The entire veracity of his recollection he none the less affirmed again and again, and with something like passion, although aware that his friends were but humouring him while they listened and made pretence to believe. The strong card–if I may so term it–in his evidence was undoubtedly Sir John Crang’s cigar-case. It was found in Mr. Molesworth’s breast-pocket when they undressed him at the hospital, and how it came there I confess I cannot explain. It may be that it had dropped on the grass from Sir John’s pocket, and that Mr. Molesworth, under the hallucination which undoubtedly possessed him, picked it up, and pocketed it before the two cattle-drovers found him. It is an unlikely hypothesis, but I cannot suggest a likelier.

A fortnight before his death he sent for a lawyer and made his will, the sanity of which no one can challenge. At the end he directed that his body should be interred in the parish churchyard of St. A–, ‘as close as may be to the cross by the church porch.’ As a last challenge to scepticism this surely was defiant enough.

It was my duty to attend the funeral. The coffin, conveyed by train to M—- Station, was there transferred to a hearse, and the procession followed the valley road. I forget at what point it began to be impressed upon me, who had never travelled the road before, that Mr. Molesworth’s ‘recollections’ of it had been so exact that they compelled a choice between the impossibility of accepting his story and the impossibility of doubting the assurance of so entirely honourable a man that he had never travelled the road in his life. At first I tried to believe that his recollections of it–detailed as they were–might one by one have been suggested by the view from the viaduct. But, honestly, I was soon obliged to give this up: and when we arrived at the creek’s head and the small churchyard beside it, I confessed myself confounded. Point by point, and at every point, the actual scene reproduced Mr. Molesworth’s description.

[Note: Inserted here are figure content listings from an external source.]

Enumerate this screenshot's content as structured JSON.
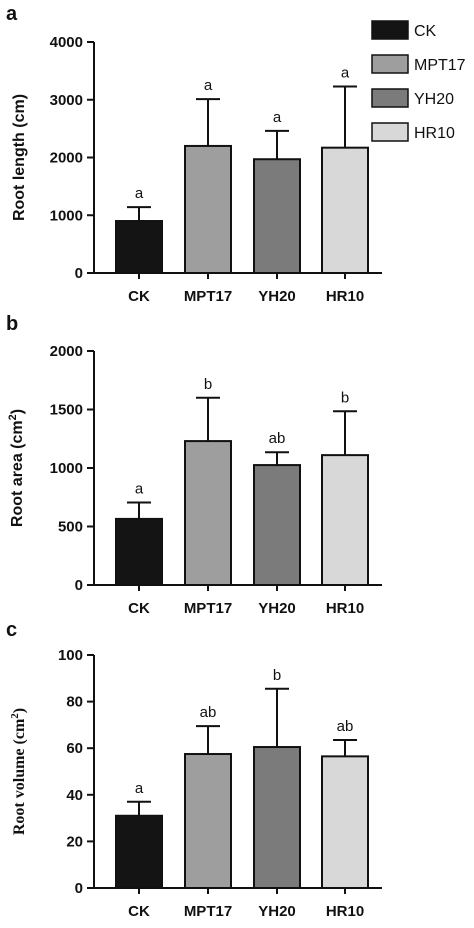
{
  "legend": [
    {
      "name": "CK",
      "color": "#141414"
    },
    {
      "name": "MPT17",
      "color": "#9e9e9e"
    },
    {
      "name": "YH20",
      "color": "#7b7b7b"
    },
    {
      "name": "HR10",
      "color": "#d8d8d8"
    }
  ],
  "chart_data": [
    {
      "type": "bar",
      "panel": "a",
      "categories": [
        "CK",
        "MPT17",
        "YH20",
        "HR10"
      ],
      "values": [
        900,
        2200,
        1970,
        2170
      ],
      "errors": [
        240,
        810,
        490,
        1060
      ],
      "significance": [
        "a",
        "a",
        "a",
        "a"
      ],
      "ylabel": "Root length (cm)",
      "ylim": [
        0,
        4000
      ],
      "yticks": [
        0,
        1000,
        2000,
        3000,
        4000
      ],
      "colors": [
        "#141414",
        "#9e9e9e",
        "#7b7b7b",
        "#d8d8d8"
      ],
      "legend": "top-right"
    },
    {
      "type": "bar",
      "panel": "b",
      "categories": [
        "CK",
        "MPT17",
        "YH20",
        "HR10"
      ],
      "values": [
        565,
        1230,
        1025,
        1110
      ],
      "errors": [
        140,
        370,
        110,
        375
      ],
      "significance": [
        "a",
        "b",
        "ab",
        "b"
      ],
      "ylabel": "Root area (cm",
      "ylabel_superscript": "2",
      "ylabel_suffix": ")",
      "ylim": [
        0,
        2000
      ],
      "yticks": [
        0,
        500,
        1000,
        1500,
        2000
      ],
      "colors": [
        "#141414",
        "#9e9e9e",
        "#7b7b7b",
        "#d8d8d8"
      ]
    },
    {
      "type": "bar",
      "panel": "c",
      "categories": [
        "CK",
        "MPT17",
        "YH20",
        "HR10"
      ],
      "values": [
        31,
        57.5,
        60.5,
        56.5
      ],
      "errors": [
        6,
        12,
        25,
        7
      ],
      "significance": [
        "a",
        "ab",
        "b",
        "ab"
      ],
      "ylabel": "Root volume (cm",
      "ylabel_superscript": "2",
      "ylabel_suffix": ")",
      "ylim": [
        0,
        100
      ],
      "yticks": [
        0,
        20,
        40,
        60,
        80,
        100
      ],
      "colors": [
        "#141414",
        "#9e9e9e",
        "#7b7b7b",
        "#d8d8d8"
      ]
    }
  ]
}
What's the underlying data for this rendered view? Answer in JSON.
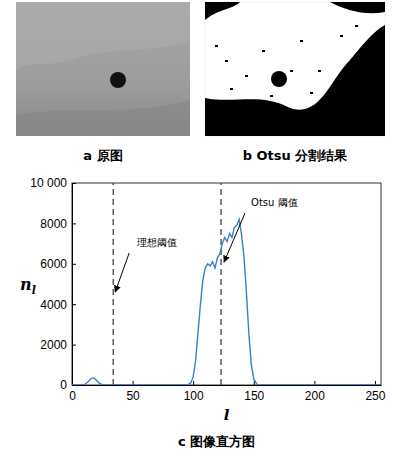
{
  "images": [
    {
      "caption": "a 原图"
    },
    {
      "caption": "b Otsu 分割结果"
    }
  ],
  "chart_data": {
    "type": "line",
    "title": "c 图像直方图",
    "xlabel": "l",
    "ylabel": {
      "base": "n",
      "subscript": "l"
    },
    "x": [
      0,
      10,
      13,
      16,
      18,
      20,
      23,
      26,
      30,
      95,
      98,
      100,
      102,
      104,
      106,
      108,
      110,
      112,
      114,
      116,
      118,
      120,
      122,
      124,
      126,
      128,
      130,
      132,
      134,
      136,
      138,
      140,
      142,
      144,
      146,
      148,
      150,
      153,
      200,
      255
    ],
    "values": [
      0,
      0,
      150,
      330,
      350,
      250,
      60,
      0,
      0,
      0,
      100,
      400,
      1200,
      2600,
      4000,
      5200,
      5800,
      6000,
      5900,
      6100,
      5800,
      6300,
      6500,
      7000,
      7300,
      7100,
      7500,
      7300,
      7800,
      7900,
      8200,
      7400,
      6300,
      4500,
      2500,
      1000,
      300,
      0,
      0,
      0
    ],
    "color": "#3a7dcc",
    "xlim": [
      0,
      255
    ],
    "ylim": [
      0,
      10000
    ],
    "xticks": [
      0,
      50,
      100,
      150,
      200,
      250
    ],
    "yticks": [
      0,
      2000,
      4000,
      6000,
      8000,
      {
        "value": 10000,
        "label": "10 000"
      }
    ],
    "annotations": [
      {
        "x": 34,
        "label": "理想阈值",
        "line_style": "dashed"
      },
      {
        "x": 123,
        "label": "Otsu 阈值",
        "line_style": "dashed"
      }
    ]
  }
}
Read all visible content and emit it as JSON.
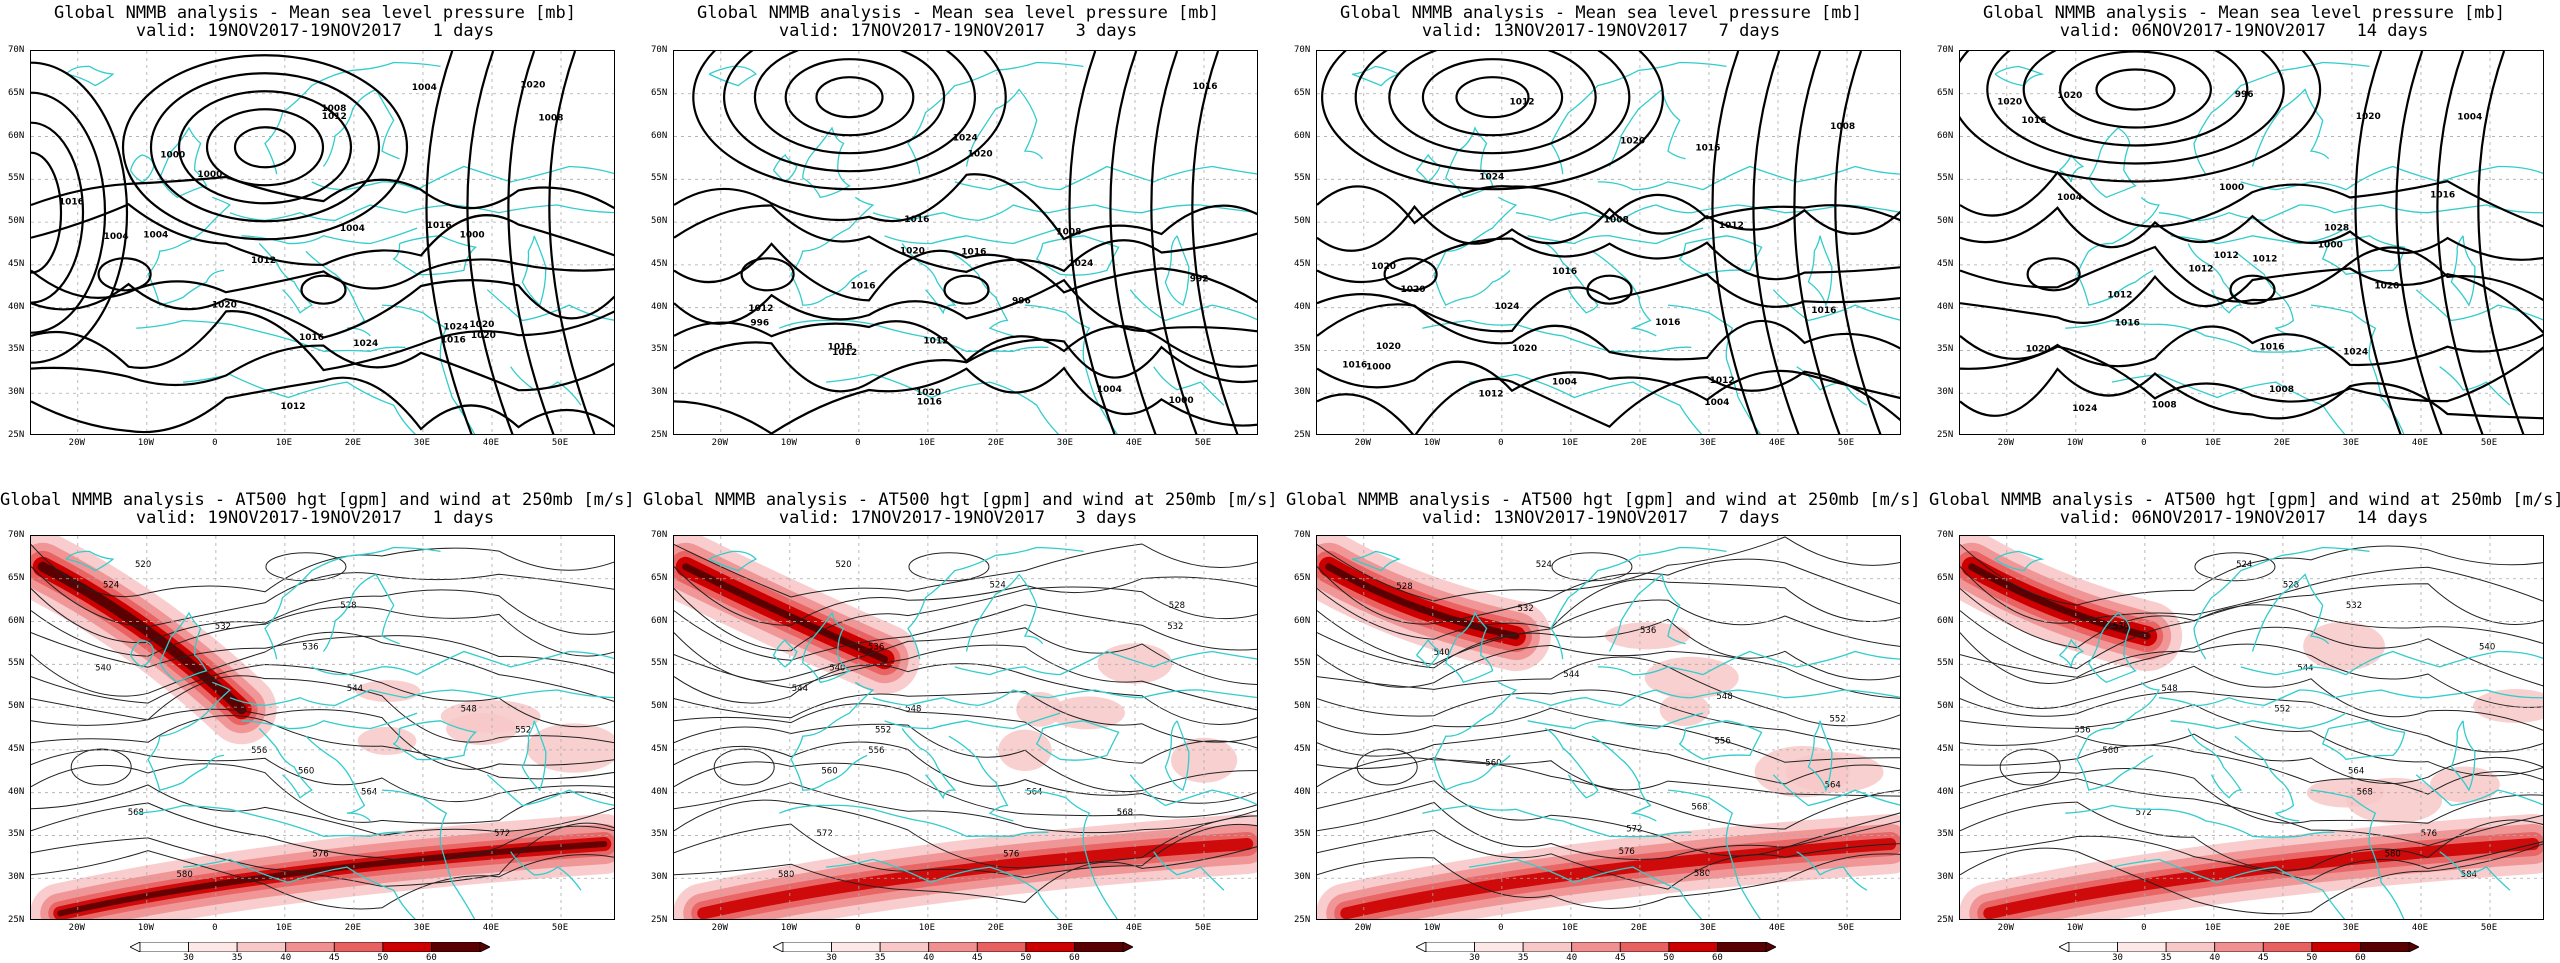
{
  "mslp_panels": [
    {
      "title": "Global NMMB analysis - Mean sea level pressure [mb]",
      "valid": "valid: 19NOV2017-19NOV2017   1 days"
    },
    {
      "title": "Global NMMB analysis - Mean sea level pressure [mb]",
      "valid": "valid: 17NOV2017-19NOV2017   3 days"
    },
    {
      "title": "Global NMMB analysis - Mean sea level pressure [mb]",
      "valid": "valid: 13NOV2017-19NOV2017   7 days"
    },
    {
      "title": "Global NMMB analysis - Mean sea level pressure [mb]",
      "valid": "valid: 06NOV2017-19NOV2017   14 days"
    }
  ],
  "z500_panels": [
    {
      "title": "Global NMMB analysis - AT500 hgt [gpm] and wind at 250mb [m/s]",
      "valid": "valid: 19NOV2017-19NOV2017   1 days"
    },
    {
      "title": "Global NMMB analysis - AT500 hgt [gpm] and wind at 250mb [m/s]",
      "valid": "valid: 17NOV2017-19NOV2017   3 days"
    },
    {
      "title": "Global NMMB analysis - AT500 hgt [gpm] and wind at 250mb [m/s]",
      "valid": "valid: 13NOV2017-19NOV2017   7 days"
    },
    {
      "title": "Global NMMB analysis - AT500 hgt [gpm] and wind at 250mb [m/s]",
      "valid": "valid: 06NOV2017-19NOV2017   14 days"
    }
  ],
  "lat_labels": [
    "70N",
    "65N",
    "60N",
    "55N",
    "50N",
    "45N",
    "40N",
    "35N",
    "30N",
    "25N"
  ],
  "lon_labels": [
    "20W",
    "10W",
    "0",
    "10E",
    "20E",
    "30E",
    "40E",
    "50E"
  ],
  "colorbar_ticks": [
    "30",
    "35",
    "40",
    "45",
    "50",
    "60"
  ],
  "mslp_contour_labels": [
    [
      "1004",
      "1000",
      "1004",
      "1004",
      "1008",
      "1000",
      "1000",
      "1004",
      "1008",
      "1024",
      "1012",
      "1016",
      "1020",
      "1024",
      "1020",
      "1020",
      "1016",
      "1012",
      "1020",
      "1016",
      "1016",
      "1012"
    ],
    [
      "996",
      "992",
      "996",
      "1000",
      "1004",
      "1008",
      "1012",
      "1016",
      "1020",
      "1024",
      "1024",
      "1020",
      "1012",
      "1016",
      "1020",
      "1012",
      "1016",
      "1016",
      "1016",
      "1016"
    ],
    [
      "1000",
      "1004",
      "1008",
      "1012",
      "1016",
      "1020",
      "1004",
      "1008",
      "1012",
      "1016",
      "1020",
      "1024",
      "1020",
      "1024",
      "1020",
      "1012",
      "1016",
      "1020",
      "1016",
      "1012",
      "1016"
    ],
    [
      "996",
      "1000",
      "1004",
      "1008",
      "1012",
      "1016",
      "1020",
      "1000",
      "1004",
      "1008",
      "1012",
      "1016",
      "1024",
      "1020",
      "1028",
      "1024",
      "1016",
      "1012",
      "1020",
      "1016",
      "1020",
      "1020",
      "1012"
    ]
  ],
  "z500_contour_labels": [
    [
      "520",
      "524",
      "528",
      "532",
      "536",
      "540",
      "544",
      "548",
      "552",
      "556",
      "560",
      "564",
      "568",
      "572",
      "576",
      "580"
    ],
    [
      "520",
      "524",
      "528",
      "532",
      "536",
      "540",
      "544",
      "548",
      "552",
      "556",
      "560",
      "564",
      "568",
      "572",
      "576",
      "580"
    ],
    [
      "524",
      "528",
      "532",
      "536",
      "540",
      "544",
      "548",
      "552",
      "556",
      "560",
      "564",
      "568",
      "572",
      "576",
      "580"
    ],
    [
      "524",
      "528",
      "532",
      "536",
      "540",
      "544",
      "548",
      "552",
      "556",
      "560",
      "564",
      "568",
      "572",
      "576",
      "580",
      "584"
    ]
  ],
  "colors": {
    "coast": "#33cccc",
    "contour": "#000000",
    "grid": "#aaaaaa",
    "wind_light": "#f8c8c8",
    "wind_mid": "#e86060",
    "wind_strong": "#cc0000",
    "wind_max": "#5a0000"
  }
}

I prefer to make no comment on my last discovery. After the funeral, being curious to satisfy myself in every particular, I walked across the track to the inn–The Saracen’s Head–which again answered Mr. Molesworth’s description to the last detail. The house was kept by a widow and her daughter: and the girl–an extremely good-looking young person–made me welcome. I concluded she must be the original of Mr. Molesworth’s illusion–perhaps the strangest of all his illusions–and took occasion to ask her (I confess not without a touch of trepidation) if she remembered the day of the accident. She answered that she remembered it well. I asked if she remembered any visitor, or visitors, coming to the inn on that day. She answered, None: but that now I happened to speak of it, somebody must have come that day while she was absent on an errand to the Vicarage (which lies some way along the shore to the westward): for on returning she found a fishing-rod and creel on the settle of the inn-kitchen.

The creel had a luggage-label tied to it, and on the label was written ‘Sir W. Moyle.’ She had written to Sir Warwick about it more than a month ago, but had not heard from him in answer. [It turned out that Sir Warwick had left England, three days after the accident, on a yachting excursion to Norway.]

“And a cigar-case?” I asked. “You don’t remember seeing a cigar-case?”

She shook her head, evidently puzzled. “I know nothing about a cigar-case,” she said. “But you shall see the rod and fishing-basket.”

She ran at once and fetched them. Now that rod and that creel (and the fly-book within it) have since been restored to Sir Warwick Moyle. He had left them in care of the station-master at M—-, whence they had been missing since the day of the accident. It was suspected that they had been stolen, in the confusion that day prevailing at the little station, by some ganger on the relief-train.

The girl, I am convinced, was honest, and had no notion how they found their way to the kitchen of The Saracen’s Head: nor–to be equally honest–have I.